Spacehounds of IPC
Om bogen
Spacehounds of IPC is a science fiction novel and space opera by American author E. E. ”Doc” Smith. It was first published in 1931.
When the Inter-Planetary Corporation's (IPC) crack liner “IPV Arcturus” took off on a routine flight to Mars, it turned out to be the beginning of a unexpected and long voyage.
There had been too many reports of errors in ship's flight positions from the Check Stations and brilliant physicist Dr. Percival (“Steve”) Stevens is aboard the Arcturus on a fact-finding mission to find out what's really happening, and hopefully save the honor of the brave pilots of the space-liner Arcturus from the desk-jockeys' in the Check Stations implications of imprecision - the nastiest insult you could cast at a ships pilot.
He and the pilots are right, it was the Check Stations that were out of position, not the ships. But that's cold consolation because before the Arcturus reaches Mars it's attacked by a small, mysterious, globe shaped spaceship.
The novel was originally serialized in the August, September and October issues of the magazine Amazing Stories in 1931.
Earlier "Doc" Smith had written the first great novels of interstellar exploration, the Skylark series, and later he created another sweeping multi-volume series about the Galactic Patrol in the Lensman series.
But this story, Spacehounds of IPC, stands alone. Although it has many similarities to the Lensmen series, the technology and the lifeforms in the story cannot be reconciled with the universe of the Lensmen. The story was the first to use the term "tractor beam", a name and concept that has been adopted by many subsequent literary works of fiction and other media until the present day.
Total Running Time (TRT): 9 hours, 42 min.
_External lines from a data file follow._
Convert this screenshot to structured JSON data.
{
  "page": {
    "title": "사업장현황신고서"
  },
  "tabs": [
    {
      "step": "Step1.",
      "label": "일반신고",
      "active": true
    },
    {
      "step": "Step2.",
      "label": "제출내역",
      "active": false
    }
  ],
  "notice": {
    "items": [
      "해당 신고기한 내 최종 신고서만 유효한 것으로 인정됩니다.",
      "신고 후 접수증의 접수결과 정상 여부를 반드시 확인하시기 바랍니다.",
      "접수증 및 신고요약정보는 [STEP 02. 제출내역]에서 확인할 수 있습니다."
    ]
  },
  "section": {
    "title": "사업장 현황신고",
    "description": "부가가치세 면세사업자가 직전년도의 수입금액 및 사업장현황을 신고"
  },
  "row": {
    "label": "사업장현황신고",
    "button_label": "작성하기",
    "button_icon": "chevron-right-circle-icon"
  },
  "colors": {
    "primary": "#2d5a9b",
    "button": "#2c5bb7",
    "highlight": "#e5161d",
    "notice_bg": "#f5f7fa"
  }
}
Edward Elmer Smith (also E. E. Smith or E. E. "Doc" Smith; 1890-1965) was an American food engineer (specializing in doughnut and pastry mixes) and an early science-fiction author, best known for the Lensman and Skylark series. Smith's novels are generally considered to be classic space operas, and he is sometimes called the first of the three "novas" of 20th-century science fiction (with Stanley G. Weinbaum and Robert A. Heinlein as the second and third novas).